Pourquoi Loki a-t-il été enchaîné ?

Après avoir orchestré la mort de Baldr (le dieu le plus aimé), les dieux capturèrent Loki et l'enchaînèrent dans une caverne avec un serpent venimeux gouttant sur son visage. Sa femme Sigyn recueille le venin dans un bol, mais quand elle le vide, les gouttes provoquent les tremblements de terre.

Quelle est la différence entre le Loki nordique et le Loki de Marvel ?

Le Loki de Marvel est le frère adoptif de Thor, ce qui n'existe pas dans la mythologie. Le vrai Loki est le frère de sang d'Odin, pas de Thor. Le Loki mythologique est aussi plus sombre, responsable de la mort de Baldr et catalyseur du Ragnarök.

Quel rôle Loki joue-t-il dans le Ragnarök ?

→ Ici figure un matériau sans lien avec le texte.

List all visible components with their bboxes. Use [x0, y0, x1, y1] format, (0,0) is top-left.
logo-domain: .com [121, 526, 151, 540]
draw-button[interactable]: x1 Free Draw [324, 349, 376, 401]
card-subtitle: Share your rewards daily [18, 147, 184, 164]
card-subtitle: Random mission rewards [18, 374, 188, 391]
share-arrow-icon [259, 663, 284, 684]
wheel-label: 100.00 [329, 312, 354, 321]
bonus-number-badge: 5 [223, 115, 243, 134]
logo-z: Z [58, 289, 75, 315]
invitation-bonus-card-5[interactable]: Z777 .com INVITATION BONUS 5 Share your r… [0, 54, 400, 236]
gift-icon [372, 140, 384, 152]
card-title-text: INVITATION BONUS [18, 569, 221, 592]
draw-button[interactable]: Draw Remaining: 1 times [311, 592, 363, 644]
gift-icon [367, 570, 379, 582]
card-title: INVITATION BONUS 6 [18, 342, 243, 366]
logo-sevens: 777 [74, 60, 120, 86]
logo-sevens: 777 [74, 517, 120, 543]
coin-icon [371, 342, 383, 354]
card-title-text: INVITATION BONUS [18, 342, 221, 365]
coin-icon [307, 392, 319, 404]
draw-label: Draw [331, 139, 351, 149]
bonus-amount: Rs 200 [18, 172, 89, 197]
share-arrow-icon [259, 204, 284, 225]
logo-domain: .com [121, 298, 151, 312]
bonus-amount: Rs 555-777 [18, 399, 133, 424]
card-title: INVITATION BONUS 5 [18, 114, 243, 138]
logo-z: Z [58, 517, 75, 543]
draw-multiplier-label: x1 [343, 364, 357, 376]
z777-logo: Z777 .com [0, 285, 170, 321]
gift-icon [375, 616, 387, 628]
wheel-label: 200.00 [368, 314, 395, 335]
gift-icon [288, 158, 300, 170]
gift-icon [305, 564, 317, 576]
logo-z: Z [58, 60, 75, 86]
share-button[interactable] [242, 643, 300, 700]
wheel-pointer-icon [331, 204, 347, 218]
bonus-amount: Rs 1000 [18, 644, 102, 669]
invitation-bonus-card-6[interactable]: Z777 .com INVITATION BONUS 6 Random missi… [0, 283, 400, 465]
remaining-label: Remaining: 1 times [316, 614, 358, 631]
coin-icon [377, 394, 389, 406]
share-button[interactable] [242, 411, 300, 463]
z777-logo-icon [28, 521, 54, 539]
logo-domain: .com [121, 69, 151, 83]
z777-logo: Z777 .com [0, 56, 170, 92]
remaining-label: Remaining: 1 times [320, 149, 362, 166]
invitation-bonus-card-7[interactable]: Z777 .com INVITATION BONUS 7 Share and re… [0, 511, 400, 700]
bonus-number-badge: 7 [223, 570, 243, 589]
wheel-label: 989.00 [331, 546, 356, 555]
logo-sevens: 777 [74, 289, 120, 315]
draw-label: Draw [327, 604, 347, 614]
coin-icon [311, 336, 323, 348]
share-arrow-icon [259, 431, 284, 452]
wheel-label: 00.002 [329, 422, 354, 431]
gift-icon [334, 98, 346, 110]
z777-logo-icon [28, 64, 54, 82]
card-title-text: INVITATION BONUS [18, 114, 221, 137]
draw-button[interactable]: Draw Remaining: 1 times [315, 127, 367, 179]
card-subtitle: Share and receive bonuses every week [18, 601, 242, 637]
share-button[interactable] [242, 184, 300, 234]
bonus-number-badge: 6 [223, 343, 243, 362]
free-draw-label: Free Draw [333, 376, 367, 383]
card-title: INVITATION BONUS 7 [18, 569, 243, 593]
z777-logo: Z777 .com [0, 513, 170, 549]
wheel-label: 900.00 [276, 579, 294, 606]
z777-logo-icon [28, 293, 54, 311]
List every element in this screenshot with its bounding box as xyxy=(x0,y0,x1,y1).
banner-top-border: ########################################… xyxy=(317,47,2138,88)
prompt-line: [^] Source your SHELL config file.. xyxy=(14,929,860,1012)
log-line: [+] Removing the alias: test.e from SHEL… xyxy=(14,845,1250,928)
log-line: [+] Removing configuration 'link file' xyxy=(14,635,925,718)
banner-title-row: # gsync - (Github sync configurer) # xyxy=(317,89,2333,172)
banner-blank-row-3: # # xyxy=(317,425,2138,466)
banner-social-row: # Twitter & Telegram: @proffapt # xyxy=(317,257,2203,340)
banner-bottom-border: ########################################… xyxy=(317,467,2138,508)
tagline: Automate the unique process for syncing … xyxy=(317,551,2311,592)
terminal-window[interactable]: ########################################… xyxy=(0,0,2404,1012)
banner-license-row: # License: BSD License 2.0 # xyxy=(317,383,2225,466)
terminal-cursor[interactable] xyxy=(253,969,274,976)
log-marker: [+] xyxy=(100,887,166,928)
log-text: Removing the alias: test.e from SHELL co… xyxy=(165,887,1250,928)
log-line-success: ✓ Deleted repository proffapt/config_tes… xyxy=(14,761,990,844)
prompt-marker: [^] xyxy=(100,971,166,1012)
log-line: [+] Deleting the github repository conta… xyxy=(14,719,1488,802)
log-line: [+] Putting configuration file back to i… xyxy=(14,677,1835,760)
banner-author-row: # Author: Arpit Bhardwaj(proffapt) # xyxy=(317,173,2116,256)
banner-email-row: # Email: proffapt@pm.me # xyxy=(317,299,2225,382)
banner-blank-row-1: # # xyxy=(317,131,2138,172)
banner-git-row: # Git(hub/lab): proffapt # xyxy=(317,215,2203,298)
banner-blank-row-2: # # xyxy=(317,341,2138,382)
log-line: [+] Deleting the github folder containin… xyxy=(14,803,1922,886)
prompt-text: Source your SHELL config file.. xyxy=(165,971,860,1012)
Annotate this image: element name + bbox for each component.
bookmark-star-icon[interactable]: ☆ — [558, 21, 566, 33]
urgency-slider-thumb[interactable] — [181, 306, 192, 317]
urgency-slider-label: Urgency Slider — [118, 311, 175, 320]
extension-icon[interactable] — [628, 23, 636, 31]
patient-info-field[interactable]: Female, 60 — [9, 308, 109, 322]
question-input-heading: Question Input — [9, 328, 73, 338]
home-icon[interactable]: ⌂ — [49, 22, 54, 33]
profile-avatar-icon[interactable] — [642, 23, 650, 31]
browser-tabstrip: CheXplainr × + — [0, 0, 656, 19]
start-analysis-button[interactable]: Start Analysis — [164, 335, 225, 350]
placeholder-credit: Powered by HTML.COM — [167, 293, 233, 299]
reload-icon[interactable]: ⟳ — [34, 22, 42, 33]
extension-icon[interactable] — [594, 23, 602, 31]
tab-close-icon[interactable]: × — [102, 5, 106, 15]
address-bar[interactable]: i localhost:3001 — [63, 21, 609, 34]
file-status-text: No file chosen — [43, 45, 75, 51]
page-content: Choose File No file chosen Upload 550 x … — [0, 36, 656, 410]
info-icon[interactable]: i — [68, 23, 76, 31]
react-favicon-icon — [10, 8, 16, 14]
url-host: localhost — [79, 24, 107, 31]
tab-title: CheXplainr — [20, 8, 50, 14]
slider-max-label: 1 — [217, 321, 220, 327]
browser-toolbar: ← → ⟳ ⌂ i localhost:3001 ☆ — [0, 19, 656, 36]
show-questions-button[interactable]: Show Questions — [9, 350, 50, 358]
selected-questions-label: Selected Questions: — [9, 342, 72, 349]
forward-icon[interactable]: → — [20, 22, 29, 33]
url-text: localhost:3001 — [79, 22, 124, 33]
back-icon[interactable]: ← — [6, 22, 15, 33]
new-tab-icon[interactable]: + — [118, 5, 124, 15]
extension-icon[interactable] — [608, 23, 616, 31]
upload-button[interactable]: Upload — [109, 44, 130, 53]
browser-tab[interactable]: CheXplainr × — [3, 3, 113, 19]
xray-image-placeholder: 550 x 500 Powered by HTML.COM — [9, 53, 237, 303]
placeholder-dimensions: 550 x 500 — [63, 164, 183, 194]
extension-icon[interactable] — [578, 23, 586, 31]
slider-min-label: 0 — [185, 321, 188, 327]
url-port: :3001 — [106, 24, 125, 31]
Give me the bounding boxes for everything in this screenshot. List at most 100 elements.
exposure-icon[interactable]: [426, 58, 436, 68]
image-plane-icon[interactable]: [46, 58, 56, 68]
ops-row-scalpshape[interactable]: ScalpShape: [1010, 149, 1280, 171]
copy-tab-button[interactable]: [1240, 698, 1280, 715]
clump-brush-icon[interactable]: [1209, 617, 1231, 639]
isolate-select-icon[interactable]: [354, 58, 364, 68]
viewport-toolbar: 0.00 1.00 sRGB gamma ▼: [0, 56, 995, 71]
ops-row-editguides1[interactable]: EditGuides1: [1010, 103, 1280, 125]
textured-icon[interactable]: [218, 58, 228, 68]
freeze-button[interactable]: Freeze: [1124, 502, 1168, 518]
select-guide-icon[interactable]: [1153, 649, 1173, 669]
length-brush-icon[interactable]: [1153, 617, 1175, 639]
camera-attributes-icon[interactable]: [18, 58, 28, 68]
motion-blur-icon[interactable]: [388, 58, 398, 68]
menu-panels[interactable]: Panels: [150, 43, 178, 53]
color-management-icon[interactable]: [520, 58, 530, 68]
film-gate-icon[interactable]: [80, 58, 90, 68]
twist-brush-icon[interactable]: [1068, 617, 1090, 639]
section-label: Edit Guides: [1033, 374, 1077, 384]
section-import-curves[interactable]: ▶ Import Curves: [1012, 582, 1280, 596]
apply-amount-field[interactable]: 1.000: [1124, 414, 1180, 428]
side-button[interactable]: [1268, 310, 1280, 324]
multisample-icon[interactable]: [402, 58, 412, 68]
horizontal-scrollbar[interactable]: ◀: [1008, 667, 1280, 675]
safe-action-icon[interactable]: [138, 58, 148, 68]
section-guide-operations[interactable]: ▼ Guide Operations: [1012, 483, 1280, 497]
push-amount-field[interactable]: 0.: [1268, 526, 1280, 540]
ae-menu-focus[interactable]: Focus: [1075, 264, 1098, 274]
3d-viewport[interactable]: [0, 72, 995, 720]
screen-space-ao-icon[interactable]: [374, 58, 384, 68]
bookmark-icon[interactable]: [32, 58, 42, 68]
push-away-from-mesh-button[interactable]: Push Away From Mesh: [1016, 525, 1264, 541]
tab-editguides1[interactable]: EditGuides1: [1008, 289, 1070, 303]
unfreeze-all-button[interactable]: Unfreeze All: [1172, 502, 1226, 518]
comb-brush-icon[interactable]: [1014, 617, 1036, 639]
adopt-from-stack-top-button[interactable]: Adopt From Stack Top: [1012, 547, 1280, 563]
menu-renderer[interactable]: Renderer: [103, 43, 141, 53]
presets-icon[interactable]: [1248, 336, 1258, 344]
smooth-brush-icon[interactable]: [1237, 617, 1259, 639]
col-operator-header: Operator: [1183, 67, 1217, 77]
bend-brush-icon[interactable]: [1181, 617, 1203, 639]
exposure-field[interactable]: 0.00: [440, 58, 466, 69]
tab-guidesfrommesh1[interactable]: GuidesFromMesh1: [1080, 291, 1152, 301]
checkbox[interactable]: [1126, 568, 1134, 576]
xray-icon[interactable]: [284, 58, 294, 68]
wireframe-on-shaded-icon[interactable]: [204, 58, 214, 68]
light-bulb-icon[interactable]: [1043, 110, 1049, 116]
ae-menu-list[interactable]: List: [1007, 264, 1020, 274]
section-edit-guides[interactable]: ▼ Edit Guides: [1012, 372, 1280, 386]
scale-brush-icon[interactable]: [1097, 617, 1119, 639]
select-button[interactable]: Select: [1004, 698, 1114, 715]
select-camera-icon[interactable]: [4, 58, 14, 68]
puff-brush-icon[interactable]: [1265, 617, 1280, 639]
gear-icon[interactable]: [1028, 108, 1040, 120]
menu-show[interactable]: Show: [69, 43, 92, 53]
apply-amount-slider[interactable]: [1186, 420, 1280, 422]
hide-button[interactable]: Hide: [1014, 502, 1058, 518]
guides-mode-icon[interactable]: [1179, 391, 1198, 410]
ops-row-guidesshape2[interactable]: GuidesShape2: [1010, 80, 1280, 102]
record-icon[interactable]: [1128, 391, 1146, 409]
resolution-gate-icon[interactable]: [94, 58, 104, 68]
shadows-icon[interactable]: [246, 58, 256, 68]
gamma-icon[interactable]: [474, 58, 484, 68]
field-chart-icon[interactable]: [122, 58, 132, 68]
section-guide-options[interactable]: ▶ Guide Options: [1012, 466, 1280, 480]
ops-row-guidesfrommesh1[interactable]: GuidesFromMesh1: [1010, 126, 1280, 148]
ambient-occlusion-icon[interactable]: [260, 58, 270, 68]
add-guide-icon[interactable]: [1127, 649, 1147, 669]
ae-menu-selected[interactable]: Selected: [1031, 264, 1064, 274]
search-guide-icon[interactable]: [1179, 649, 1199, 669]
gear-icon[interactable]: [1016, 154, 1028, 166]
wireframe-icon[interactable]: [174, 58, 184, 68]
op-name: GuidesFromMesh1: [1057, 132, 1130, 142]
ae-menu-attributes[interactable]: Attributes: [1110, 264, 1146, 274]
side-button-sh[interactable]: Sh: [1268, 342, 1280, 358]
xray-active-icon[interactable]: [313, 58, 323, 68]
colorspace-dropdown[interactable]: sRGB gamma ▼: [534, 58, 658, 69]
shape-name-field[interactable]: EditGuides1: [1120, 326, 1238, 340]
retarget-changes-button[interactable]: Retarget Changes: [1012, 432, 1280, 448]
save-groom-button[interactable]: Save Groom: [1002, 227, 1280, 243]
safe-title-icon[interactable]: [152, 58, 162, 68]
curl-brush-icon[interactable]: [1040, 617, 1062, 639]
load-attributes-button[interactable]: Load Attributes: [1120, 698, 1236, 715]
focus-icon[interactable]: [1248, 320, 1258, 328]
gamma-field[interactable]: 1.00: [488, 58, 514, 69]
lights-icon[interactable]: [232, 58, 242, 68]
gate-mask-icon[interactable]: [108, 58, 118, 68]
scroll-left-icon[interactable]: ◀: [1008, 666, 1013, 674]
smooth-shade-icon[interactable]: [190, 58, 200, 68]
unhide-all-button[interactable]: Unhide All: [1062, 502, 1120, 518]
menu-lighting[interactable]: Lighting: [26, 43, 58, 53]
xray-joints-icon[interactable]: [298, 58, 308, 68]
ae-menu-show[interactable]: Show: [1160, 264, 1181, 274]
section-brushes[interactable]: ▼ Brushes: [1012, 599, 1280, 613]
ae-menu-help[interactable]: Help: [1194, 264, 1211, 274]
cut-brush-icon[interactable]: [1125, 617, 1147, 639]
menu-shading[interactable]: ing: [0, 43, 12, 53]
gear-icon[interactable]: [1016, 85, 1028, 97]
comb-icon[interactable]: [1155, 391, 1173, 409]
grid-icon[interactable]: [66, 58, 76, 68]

Lors du Ragnarök, Loki se libère de ses chaînes et mène l'armée des morts et des géants contre les dieux. Il pilote le navire Naglfar et combat le dieu Heimdall — ils s'entretuent mutuellement. Loki est donc à la fois l'instigateur et l'une des victimes de la fin du monde.

"Ne te fie jamais à la glace d'une seule nuit, ni aux paroles d'un homme que tu ne connais pas."

— Hávamál, strophe 81

Que les Ases vous guident sur le chemin de l'honneur.